Our arrival in Bath was the end of a daylong journey that began that morning in San Diego. I don’t remember boarding the charter flight, or taking off. That was my third flight, so by that time they were no longer special. Once in the air, I do remember thinking the stewardesses didn’t seem very happy. I didn’t know if it was because they didn’t like their job, or if they knew something about the mechanical condition of the plane that was secret to us. The nonstop flight finally ended safely at Boston’s Logan International Airport.
I was relieved.
The stewardesses were still unhappy.
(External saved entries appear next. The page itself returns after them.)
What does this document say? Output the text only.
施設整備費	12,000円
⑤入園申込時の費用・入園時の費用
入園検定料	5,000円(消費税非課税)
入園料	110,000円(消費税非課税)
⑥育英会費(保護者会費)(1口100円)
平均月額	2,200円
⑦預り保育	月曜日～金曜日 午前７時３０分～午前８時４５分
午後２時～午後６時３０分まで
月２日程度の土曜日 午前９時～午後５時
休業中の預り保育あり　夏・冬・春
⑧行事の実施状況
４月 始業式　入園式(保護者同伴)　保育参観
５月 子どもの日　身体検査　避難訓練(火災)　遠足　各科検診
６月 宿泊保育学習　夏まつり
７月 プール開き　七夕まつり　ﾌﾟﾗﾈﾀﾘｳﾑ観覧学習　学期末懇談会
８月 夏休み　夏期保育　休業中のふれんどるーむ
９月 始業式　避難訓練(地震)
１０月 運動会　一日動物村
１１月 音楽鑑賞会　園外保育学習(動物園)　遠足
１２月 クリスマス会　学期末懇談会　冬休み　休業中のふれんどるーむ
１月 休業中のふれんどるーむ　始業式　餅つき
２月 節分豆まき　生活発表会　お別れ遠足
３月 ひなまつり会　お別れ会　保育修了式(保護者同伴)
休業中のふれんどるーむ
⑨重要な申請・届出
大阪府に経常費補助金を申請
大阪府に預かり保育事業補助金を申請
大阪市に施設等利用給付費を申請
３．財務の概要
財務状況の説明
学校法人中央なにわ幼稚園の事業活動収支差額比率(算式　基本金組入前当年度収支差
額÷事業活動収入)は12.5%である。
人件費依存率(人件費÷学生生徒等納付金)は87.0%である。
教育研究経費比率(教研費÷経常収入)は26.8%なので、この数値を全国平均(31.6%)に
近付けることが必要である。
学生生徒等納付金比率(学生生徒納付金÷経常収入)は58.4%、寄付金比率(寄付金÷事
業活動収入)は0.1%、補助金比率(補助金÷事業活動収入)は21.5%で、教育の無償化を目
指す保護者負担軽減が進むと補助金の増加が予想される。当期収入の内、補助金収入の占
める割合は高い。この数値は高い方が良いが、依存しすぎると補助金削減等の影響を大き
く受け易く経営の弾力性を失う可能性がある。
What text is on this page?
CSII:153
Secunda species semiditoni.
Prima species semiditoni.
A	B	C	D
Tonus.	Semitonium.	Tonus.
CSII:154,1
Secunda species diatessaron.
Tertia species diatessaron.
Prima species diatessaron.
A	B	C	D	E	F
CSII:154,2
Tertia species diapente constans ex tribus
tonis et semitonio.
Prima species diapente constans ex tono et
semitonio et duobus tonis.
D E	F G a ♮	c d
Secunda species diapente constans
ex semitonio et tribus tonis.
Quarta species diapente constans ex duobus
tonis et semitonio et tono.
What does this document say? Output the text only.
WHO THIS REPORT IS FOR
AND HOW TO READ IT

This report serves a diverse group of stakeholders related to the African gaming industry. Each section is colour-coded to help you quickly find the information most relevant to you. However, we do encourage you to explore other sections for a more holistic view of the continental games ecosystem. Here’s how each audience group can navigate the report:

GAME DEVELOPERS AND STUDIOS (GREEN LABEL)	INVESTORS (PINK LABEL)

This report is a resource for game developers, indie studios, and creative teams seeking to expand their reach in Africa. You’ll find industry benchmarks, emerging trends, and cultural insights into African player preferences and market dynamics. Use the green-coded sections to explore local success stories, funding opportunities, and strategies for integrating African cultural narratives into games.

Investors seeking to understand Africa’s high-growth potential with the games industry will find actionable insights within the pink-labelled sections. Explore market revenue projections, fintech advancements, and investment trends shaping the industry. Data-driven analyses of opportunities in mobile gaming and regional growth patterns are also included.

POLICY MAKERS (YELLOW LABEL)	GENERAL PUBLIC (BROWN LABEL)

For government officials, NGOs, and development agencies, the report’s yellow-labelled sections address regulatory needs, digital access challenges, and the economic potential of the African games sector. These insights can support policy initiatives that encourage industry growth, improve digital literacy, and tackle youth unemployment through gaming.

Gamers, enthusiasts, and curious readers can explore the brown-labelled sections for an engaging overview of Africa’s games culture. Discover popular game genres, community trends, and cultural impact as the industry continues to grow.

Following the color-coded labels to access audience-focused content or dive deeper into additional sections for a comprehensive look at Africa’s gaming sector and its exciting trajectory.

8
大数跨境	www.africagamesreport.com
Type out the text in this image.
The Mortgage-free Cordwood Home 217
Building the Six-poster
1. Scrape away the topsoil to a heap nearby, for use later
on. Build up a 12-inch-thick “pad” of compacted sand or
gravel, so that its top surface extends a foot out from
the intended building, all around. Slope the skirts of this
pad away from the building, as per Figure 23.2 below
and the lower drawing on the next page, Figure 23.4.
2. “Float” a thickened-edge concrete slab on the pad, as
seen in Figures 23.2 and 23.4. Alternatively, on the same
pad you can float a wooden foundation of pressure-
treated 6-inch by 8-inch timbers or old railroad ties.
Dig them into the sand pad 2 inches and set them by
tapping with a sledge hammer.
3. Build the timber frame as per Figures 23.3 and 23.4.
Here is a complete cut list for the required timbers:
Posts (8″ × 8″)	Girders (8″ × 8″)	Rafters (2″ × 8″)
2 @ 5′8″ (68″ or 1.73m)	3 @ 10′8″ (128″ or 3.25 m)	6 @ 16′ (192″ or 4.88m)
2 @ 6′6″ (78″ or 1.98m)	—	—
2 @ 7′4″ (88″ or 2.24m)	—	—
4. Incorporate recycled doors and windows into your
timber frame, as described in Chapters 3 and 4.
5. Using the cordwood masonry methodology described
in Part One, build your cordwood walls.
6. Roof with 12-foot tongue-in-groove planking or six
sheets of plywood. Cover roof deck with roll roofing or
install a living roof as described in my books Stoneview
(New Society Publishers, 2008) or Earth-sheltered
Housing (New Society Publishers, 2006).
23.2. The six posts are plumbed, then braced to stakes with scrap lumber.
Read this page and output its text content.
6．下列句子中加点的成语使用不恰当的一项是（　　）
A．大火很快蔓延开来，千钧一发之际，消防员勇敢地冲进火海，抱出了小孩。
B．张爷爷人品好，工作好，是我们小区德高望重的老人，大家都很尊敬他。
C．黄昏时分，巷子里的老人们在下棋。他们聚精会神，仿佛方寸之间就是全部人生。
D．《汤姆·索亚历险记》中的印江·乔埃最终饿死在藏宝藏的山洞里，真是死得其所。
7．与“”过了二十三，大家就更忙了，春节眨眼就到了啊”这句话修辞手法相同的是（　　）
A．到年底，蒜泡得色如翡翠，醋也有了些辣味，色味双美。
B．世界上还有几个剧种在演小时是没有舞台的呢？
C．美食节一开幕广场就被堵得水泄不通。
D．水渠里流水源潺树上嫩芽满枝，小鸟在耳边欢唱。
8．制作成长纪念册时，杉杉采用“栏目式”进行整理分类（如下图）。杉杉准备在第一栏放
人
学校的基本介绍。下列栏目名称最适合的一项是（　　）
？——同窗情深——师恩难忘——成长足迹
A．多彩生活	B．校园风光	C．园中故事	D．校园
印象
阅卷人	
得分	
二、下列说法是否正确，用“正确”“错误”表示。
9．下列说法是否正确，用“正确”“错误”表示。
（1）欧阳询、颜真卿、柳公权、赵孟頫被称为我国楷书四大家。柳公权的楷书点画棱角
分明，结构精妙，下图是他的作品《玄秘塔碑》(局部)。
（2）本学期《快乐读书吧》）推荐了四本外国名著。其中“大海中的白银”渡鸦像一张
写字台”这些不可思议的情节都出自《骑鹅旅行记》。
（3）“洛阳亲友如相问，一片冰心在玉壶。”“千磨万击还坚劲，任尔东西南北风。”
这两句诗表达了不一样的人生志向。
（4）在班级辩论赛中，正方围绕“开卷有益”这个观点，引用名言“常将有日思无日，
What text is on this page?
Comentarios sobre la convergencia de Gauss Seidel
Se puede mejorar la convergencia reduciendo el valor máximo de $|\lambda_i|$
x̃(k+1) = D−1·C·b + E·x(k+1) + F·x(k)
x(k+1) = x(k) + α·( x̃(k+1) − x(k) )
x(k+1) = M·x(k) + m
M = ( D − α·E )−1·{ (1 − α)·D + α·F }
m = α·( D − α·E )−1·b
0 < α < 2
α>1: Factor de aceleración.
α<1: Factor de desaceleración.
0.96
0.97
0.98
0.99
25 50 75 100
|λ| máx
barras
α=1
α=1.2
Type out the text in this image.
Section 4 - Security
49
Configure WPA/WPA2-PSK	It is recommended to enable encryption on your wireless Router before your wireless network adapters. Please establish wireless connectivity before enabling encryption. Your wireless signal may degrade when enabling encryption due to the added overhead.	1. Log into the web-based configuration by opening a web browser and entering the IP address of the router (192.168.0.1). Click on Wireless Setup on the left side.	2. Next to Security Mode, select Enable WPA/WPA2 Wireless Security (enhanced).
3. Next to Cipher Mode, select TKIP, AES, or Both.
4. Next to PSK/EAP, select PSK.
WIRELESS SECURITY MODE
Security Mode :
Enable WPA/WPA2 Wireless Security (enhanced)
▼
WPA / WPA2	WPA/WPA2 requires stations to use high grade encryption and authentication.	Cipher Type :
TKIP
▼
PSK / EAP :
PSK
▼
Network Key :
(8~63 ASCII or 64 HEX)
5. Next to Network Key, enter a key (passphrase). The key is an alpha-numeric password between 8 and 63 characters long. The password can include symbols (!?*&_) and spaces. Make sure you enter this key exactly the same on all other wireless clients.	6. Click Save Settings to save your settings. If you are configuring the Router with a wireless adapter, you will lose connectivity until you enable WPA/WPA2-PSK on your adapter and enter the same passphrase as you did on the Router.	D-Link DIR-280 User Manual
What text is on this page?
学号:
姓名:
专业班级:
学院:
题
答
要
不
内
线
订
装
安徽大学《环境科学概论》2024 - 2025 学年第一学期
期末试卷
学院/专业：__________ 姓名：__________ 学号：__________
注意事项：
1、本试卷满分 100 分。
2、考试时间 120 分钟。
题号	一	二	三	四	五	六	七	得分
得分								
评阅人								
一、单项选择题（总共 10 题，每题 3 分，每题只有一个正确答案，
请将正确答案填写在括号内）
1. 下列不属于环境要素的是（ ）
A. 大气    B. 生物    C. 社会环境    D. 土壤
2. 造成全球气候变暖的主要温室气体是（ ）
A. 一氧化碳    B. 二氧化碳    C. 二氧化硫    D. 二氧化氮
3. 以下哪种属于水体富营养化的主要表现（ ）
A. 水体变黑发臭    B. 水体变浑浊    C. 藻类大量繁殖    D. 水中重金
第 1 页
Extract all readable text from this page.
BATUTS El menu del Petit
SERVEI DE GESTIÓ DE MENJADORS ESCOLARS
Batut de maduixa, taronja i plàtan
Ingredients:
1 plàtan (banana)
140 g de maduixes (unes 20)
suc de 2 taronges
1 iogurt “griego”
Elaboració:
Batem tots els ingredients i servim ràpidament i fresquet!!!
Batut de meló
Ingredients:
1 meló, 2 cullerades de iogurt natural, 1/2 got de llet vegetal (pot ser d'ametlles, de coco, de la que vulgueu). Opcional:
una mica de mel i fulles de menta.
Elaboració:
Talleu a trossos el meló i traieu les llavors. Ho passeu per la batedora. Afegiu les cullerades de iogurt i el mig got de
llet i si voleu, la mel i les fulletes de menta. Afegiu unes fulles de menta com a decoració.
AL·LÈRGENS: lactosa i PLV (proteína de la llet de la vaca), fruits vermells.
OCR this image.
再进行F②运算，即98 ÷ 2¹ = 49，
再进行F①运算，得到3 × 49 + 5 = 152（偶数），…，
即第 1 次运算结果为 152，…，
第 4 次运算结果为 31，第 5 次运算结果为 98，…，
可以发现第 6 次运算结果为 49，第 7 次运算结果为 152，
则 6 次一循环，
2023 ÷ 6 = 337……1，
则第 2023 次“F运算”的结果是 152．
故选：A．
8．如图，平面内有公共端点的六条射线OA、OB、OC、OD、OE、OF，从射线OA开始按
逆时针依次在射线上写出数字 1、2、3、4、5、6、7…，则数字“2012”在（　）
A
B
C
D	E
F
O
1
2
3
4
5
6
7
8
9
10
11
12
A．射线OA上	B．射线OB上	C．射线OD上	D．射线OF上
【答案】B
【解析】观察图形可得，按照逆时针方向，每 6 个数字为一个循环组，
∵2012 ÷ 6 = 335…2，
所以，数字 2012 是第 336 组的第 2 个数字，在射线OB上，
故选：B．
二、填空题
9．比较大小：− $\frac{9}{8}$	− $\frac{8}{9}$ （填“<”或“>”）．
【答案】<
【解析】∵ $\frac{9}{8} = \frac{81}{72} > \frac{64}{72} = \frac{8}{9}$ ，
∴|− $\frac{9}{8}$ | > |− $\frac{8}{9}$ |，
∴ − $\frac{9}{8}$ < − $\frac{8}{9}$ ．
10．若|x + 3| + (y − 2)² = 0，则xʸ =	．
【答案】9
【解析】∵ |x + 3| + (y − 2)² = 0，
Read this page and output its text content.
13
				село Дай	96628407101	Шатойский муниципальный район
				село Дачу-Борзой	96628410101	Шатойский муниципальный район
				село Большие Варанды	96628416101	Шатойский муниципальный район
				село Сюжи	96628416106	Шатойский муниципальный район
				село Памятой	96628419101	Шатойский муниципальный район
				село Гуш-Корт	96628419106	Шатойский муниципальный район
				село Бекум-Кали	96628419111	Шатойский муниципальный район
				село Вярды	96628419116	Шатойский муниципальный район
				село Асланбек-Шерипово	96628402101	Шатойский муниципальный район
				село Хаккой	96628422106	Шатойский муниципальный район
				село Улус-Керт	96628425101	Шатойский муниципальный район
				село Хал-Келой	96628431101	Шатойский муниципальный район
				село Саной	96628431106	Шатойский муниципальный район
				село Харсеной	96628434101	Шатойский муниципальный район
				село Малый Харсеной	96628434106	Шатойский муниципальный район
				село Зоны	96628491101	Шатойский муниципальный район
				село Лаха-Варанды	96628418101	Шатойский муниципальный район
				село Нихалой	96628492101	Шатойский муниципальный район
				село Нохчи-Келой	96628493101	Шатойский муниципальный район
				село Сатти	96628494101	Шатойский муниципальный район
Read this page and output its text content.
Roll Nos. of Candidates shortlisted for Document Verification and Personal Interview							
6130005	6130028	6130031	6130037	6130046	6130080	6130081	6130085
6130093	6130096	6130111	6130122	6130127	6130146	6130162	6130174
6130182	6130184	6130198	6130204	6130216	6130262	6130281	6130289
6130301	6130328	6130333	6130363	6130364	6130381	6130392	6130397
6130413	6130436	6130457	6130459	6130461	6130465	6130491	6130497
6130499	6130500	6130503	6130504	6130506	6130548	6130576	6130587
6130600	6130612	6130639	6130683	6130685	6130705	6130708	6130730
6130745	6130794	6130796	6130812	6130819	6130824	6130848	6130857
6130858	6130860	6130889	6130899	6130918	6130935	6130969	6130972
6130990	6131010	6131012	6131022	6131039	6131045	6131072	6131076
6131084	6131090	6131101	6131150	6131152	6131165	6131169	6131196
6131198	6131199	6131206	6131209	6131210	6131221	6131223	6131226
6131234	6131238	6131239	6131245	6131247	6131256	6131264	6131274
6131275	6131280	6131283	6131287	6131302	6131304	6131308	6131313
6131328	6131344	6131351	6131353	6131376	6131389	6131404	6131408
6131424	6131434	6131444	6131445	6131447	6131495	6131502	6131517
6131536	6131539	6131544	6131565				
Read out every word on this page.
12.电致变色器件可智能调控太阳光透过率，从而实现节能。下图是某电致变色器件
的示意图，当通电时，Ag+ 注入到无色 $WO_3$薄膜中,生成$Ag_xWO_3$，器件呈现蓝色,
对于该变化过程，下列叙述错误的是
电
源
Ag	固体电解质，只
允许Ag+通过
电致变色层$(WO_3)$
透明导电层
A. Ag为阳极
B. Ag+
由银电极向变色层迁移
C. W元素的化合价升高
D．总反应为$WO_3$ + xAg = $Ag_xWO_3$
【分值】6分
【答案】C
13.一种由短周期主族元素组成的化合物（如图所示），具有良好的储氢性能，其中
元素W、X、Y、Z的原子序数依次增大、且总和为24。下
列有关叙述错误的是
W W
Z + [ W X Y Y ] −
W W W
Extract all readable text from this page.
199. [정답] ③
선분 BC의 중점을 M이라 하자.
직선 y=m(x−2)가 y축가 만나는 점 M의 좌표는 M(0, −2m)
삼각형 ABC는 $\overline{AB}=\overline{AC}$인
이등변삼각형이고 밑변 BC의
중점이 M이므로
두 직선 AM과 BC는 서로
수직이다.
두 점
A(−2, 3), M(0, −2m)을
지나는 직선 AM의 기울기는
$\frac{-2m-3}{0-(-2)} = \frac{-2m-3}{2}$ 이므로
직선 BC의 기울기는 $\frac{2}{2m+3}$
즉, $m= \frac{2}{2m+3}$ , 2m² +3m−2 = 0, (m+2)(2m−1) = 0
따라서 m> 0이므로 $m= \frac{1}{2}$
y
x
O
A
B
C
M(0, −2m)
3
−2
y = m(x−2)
I’m not sure I blamed them too much because I already knew enough about airplanes (based on the one I saw crash in a cemetery) to know I didn’t like airplanes and though I had never set foot on a ship, I was sure floating was much more preferable than flying.
Until joining the Navy, I hadn’t traveled very far and didn’t know too much about people outside the 400 residents of my hometown. But soon after arriving in San Diego, I quickly learned that probably none of the men on the streets back home who asked for bus fare so they could visit their poor sick mother in Oklahoma City were telling me the truth.
Some people are just not honest — that was among the first culture shocks I experienced in California. Another was that not all people speak with a Texas drawl and there were a lot of those who didn’t who thought those who did were dumb.
My first culture shock in Boston came when I ordered tea at a restaurant in the airport. It was hot.
Excuse me, I said to the waitress, there’s no ice in my tea.
What did you want? she asked.
Iced tea, I said. Whoever heard of drinking hot tea?
That’s how we drink it here in the wintertime, she said.
But, she deferred to my desire and after a very bad glass of iced tea, we boarded the bus that would deliver us to our new home aboard the Halsey. I don’t remember much about the ride other than the streets of Boston seemed very narrow compared to the dirt roads around my hometown. I also remember being disappointed that it was dark during my first visit to such an historic city.
It didn’t take long in my career to learn that as a fresh air snipe, Boston and the New England countryside would be the first of many places I would visit without ever seeing. (A fresh air snipe is a sailor who works in both engineering spaces where hole snipes dwell, but is equally as comfortable in non-engineering spaces and topside in the fresh air).
As the bus came to a stop next to the ship, several division-leading petty officers dressed in olive green, foul-weather gear held signs above their heads.
I looked for the one that read “DI Division.” The sign I was looking for was held by a man with a black beard. Up until then, I didn’t know anyone who wore a beard in the Navy. They had only been authorized a short while by Admiral Elmo Zumwalt, who began serving as Chief of Naval Operations on July 1, 1970. He made a series of changes in personnel policy intended to reduce racism and sexism in the Navy. These were disseminated in Navy-wide communications known as “Z-grams.” These included orders authorizing beards, sideburns, mustaches and longer groomed hair.
This man had a full beard with no mustache. I didn’t have a good first impression of my new boss and the word “swarthy” came to mind as I studied him from the window.
Dressed in the olive green, foul-weather jacket and cap, he reminded me of Cuban dictator Fidel Castro.
As I stepped off the bus, and walked toward my new LPO, I remember asking myself, “David, what have you gotten yourself into?”